Mottley wrote her novel primarily during the summer months between graduating from high school and departing to attend Smith College in Massachusetts. She sold the book to Knopf after a 13-way bidding competition between publishers and says she initially wanted her age, then 18, not to be part of the marketing. “I became aware that I’d be asked questions about my age, and it would be what led the conversation. I made peace with that. I learned to see that any entryway that ends up with the book in people’s hands (is acceptable). The book speaks for itself.”
Even so, the constant questions about age and a tendency to ask her parents how they “made her like this,” gets old. “My dad would tell you, ‘I did nothing.’ We view teenagers and children as byproducts of their parents. That reduces young people to one small part of what makes us who we are. What does that say about the neglect of witnessing and looking at young people’s art?
“The reason it leads as the biggest question is because we as a culture have a belief that young people don’t have fully formed thoughts. It comes from the judgment and criticism that we view our past teenage selves through. That leads us to dismiss young people and our art.”
No one is dismissing Mottley’s novel and in that, and in Kiara’s story, resides hope for change and introduces new perspectives. Oakland street art in the book is an element and represents a quintessential, euphoric Oakland teenager experience; a white lawyer working with Kiara pro bono becomes a multifaceted referendum on white posturing and anti-racist activism; characters are simultaneously victims of systemic corruption and people with agency; a family’s love is generous and at other times, exploitive.
Critiquing her own work, Mottley says, “I started this book when I was 16, and the person I am now at 20 is different than the person who was in limbo and wrote it. Through this story, I maintain compassion for my younger self. As a writer, I have critiques for the way I wrote this book. I’ve had to remind myself it’s an homage to my 17-year-old self. I’ve learned what’s important is to see Kiara as a young person, and it gives us a certain window. I was only able to write it because I was 17 at that time.”
Asked about the writer she is now, in 2022, Mottley speaks about the craft of constructing character, place, narrative—and how when writing poetry it is all-consuming, solitary and quick to exit. But prose, she says, is a process involving continual reflection and can happen in any setting, including while on a crowded city bus.
As she matures as a writer, there are a few constants in her life.
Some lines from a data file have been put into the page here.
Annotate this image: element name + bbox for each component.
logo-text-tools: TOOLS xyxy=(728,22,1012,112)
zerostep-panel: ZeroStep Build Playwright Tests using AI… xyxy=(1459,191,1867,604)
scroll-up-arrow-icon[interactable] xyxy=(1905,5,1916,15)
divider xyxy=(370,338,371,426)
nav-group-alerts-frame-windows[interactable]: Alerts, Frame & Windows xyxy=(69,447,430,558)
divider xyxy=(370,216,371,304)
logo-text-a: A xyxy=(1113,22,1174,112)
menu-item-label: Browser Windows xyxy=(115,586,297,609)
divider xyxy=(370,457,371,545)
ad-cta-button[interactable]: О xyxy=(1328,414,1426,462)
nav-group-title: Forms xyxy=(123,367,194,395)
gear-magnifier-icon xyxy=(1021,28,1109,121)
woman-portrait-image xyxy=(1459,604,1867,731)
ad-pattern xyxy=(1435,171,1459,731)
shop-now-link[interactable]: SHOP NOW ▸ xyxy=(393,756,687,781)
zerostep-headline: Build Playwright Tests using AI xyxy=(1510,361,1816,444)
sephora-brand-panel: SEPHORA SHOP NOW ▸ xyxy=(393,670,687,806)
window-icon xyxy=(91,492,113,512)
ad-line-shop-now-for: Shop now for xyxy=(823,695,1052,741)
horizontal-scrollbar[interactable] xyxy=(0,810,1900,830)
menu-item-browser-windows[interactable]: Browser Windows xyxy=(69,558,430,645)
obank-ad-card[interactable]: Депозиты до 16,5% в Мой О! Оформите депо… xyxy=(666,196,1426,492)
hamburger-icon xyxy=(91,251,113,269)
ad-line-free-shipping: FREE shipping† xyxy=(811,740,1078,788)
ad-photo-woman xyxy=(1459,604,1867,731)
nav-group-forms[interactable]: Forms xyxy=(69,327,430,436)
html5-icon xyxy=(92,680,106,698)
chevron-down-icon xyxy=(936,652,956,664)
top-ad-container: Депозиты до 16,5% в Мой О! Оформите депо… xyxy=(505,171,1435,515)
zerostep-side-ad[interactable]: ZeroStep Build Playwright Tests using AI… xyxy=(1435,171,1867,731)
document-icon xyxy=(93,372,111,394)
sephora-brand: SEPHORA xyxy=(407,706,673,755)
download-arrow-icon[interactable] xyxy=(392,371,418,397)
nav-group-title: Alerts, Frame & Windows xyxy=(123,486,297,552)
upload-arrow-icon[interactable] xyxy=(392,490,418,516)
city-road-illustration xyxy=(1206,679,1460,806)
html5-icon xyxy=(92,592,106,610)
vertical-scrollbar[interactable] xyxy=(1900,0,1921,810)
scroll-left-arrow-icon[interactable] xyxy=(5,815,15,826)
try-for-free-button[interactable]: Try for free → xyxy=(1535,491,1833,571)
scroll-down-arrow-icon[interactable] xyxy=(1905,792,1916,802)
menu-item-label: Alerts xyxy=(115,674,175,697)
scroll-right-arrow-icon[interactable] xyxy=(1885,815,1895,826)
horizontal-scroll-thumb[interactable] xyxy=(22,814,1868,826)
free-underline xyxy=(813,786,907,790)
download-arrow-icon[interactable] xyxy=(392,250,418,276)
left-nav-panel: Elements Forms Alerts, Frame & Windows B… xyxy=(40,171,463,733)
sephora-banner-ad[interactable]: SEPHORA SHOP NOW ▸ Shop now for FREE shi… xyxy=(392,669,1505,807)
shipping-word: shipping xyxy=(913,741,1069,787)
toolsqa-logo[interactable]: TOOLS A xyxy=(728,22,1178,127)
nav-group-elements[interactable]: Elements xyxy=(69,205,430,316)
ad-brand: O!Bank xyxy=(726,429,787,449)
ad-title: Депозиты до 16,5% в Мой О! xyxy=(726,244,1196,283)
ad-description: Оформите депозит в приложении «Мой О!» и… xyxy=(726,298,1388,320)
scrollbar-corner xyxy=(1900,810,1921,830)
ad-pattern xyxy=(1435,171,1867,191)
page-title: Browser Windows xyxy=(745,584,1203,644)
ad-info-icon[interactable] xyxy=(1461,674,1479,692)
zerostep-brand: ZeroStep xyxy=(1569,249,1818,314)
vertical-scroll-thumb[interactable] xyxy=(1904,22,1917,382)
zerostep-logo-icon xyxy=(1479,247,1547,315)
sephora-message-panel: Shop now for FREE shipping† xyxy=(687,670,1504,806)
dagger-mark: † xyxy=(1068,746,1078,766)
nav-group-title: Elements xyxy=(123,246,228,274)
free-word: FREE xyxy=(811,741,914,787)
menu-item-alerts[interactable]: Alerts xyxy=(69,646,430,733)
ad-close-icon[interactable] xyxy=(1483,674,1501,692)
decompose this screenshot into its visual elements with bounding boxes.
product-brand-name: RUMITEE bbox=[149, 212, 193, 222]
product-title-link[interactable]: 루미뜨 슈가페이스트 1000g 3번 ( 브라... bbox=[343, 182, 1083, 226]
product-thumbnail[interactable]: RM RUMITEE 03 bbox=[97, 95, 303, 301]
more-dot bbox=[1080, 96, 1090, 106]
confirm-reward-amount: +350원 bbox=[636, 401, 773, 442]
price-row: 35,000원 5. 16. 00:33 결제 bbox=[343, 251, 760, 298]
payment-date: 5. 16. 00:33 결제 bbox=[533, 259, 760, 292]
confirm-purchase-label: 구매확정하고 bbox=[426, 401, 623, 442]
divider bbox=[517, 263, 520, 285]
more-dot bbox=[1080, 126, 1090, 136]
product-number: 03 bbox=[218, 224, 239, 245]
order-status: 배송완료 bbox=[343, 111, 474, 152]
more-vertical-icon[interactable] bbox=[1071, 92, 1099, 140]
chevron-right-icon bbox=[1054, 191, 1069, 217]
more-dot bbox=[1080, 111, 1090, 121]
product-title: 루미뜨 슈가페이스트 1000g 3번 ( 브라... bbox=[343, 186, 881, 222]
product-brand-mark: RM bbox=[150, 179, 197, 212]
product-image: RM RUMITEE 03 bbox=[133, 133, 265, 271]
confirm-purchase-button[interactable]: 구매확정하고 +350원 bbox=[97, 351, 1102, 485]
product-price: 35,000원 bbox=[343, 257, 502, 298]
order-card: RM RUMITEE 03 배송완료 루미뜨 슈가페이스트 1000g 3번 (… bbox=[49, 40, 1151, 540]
On her bookshelves will be forever books that include the four novels penned to-date by Jasmine Ward, a writer she says is “genius, masterful and consistently beautiful in a poetic way.” And there will be nappy edges, a collection of poetry and prose poetry by Ntozake Shange and Kindred, by sci-fi author Octavia E. Butler.
Mottley’s parents read voraciously. Having chosen of her own volition to “fall in love with literature” during weekly childhood visits to the public library, Mottley says she will always have a shelf full of Black poetry and a relationship with books. “I learned as a child I didn’t need to read or like what everybody else liked. That continued into my adult life. I read broadly, but also allow myself to read for fun. I change what type of book I’m reading depending on my mood.”